NONTON MOVIE - Ketika stres meningkat berarti hormon kortisol dan adrenalin juga naik. Tubuh akan memberi respons stres dengan gejala seperti, frustasi, badan mudah lemas, mudah merasa pusing, bingung, dan berbagai gejala kegelisahan lainnya.

BANDAR TOTO ONLINE Beda individu, berbeda pula caranya dalam mengatasi stres.
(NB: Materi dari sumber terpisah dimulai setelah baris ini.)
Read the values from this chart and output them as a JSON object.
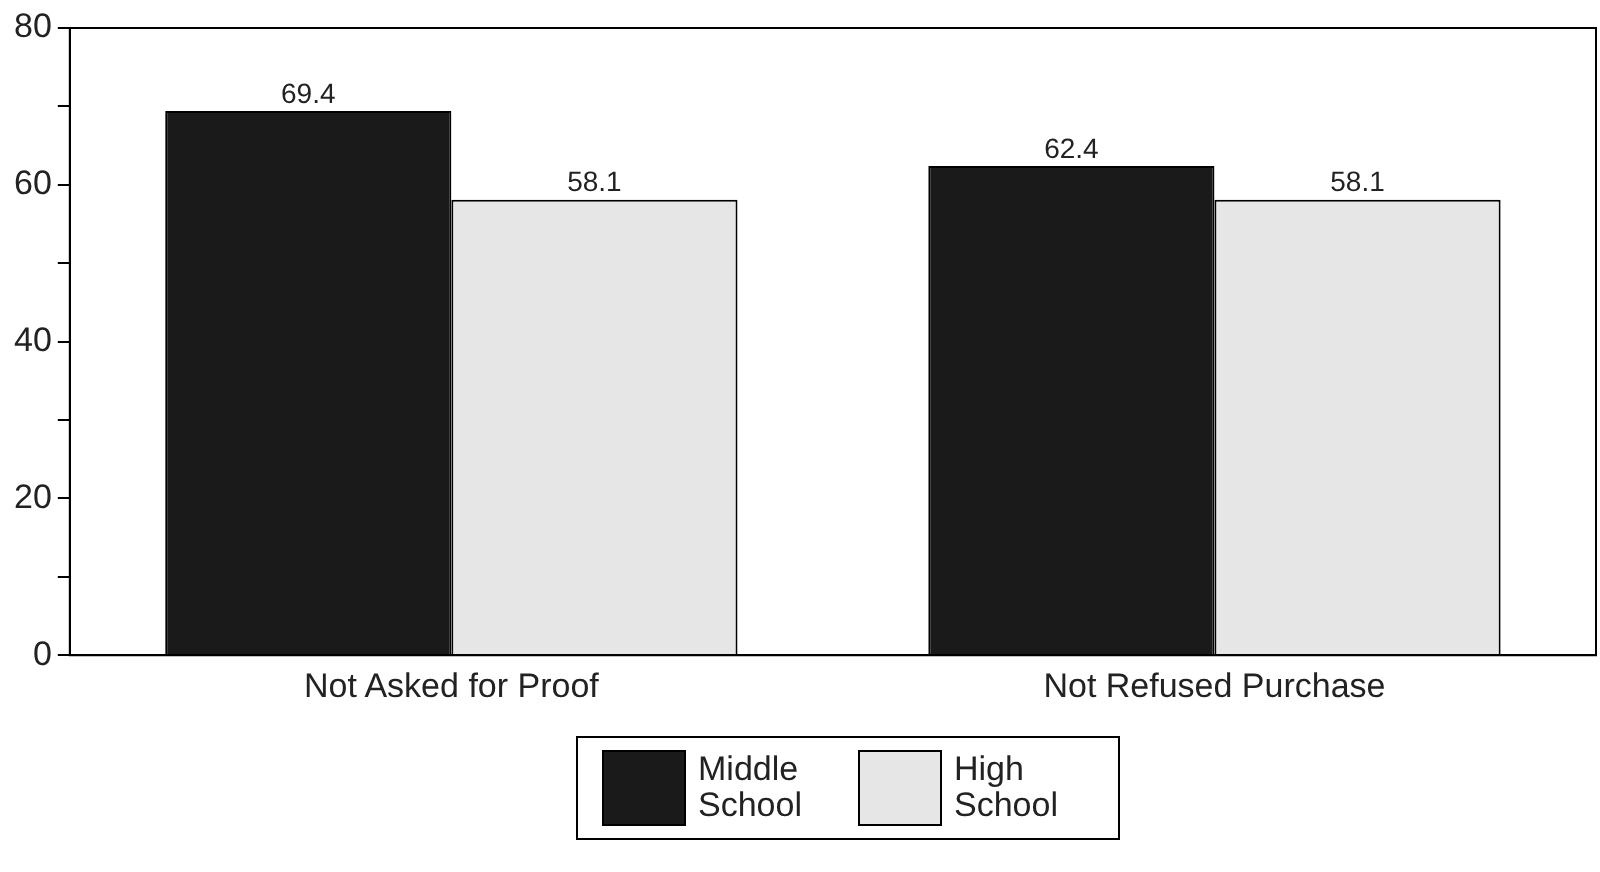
{
  "chart_data": {
    "type": "bar",
    "categories": [
      "Not Asked for Proof",
      "Not Refused Purchase"
    ],
    "series": [
      {
        "name": "Middle School",
        "color": "#1a1a1a",
        "values": [
          69.4,
          62.4
        ]
      },
      {
        "name": "High School",
        "color": "#e6e6e6",
        "values": [
          58.1,
          58.1
        ]
      }
    ],
    "ylim": [
      0,
      80
    ],
    "yticks": [
      0,
      {
        "value": 10,
        "label": null
      },
      20,
      {
        "value": 30,
        "label": null
      },
      40,
      {
        "value": 50,
        "label": null
      },
      60,
      {
        "value": 70,
        "label": null
      },
      80
    ],
    "data_labels": true,
    "grid": false,
    "legend": "bottom"
  }
}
Untuk stres yang ringan, berikut beberapa cara mudah mengusir stres.

Kunyah Permen Karet


Berdasarkan penelitian yang dilakukan oleh Andrew Scholey, dari Swinburne University Melbourne, Australia, mengunyah permen karet dapat mengurangi tingkat kortispl di saliva, sehingga dapat mengurangi tingkat stres.

Mendengarkan Musik


Cara mudah mengurangi stres lainnya, yaitu dengan mendengarkan musik, terutama musik yang memiliki irama lambat.

Jenis musik lambat dapat memeperlambat denyut nadi dan detak jantung, sehingga menimbulkan suasana tenang. Berkaraoke di malam hari juga dapat mengurangi stres, lho.

Tapi jangan karaoke di rumah tengah malam, karena sudah ada tempat hiburan khusus untuk berkaraoke bersama keluarga atau teman, sendiri juga boleh.

Beribadah


Selain dua hal duniawi di atas, beribadah menjadi pilihan berpahala dalam mengurangi stres.

Ketika beribadah, manusia cenderung bermeditasi, mencari ketenangan dalam doa. Sehingga, hormon penyebab stres akan menurun seiring dengan ketenangan yang didapatkan dari beribadah.

Cari Bantuan Bila Perlu


ika gejala stres ini dibiarkan, akan berakibat buruk bagi kesehatan mental, seperti resiko penyakit jantung, gangguan pernapasan, migrain, dan berbagai gangguan kesehatan serius lainnya.

Oleh sebab itu, ketika mulai merasa stres dengan berbagai tekanan kehidupan, segera lepaskan penat kita. Bila stres bertambah parah sampai mengganggu aktivitas harian, tidak ada salahnya berkonsultasi dengan psikolog.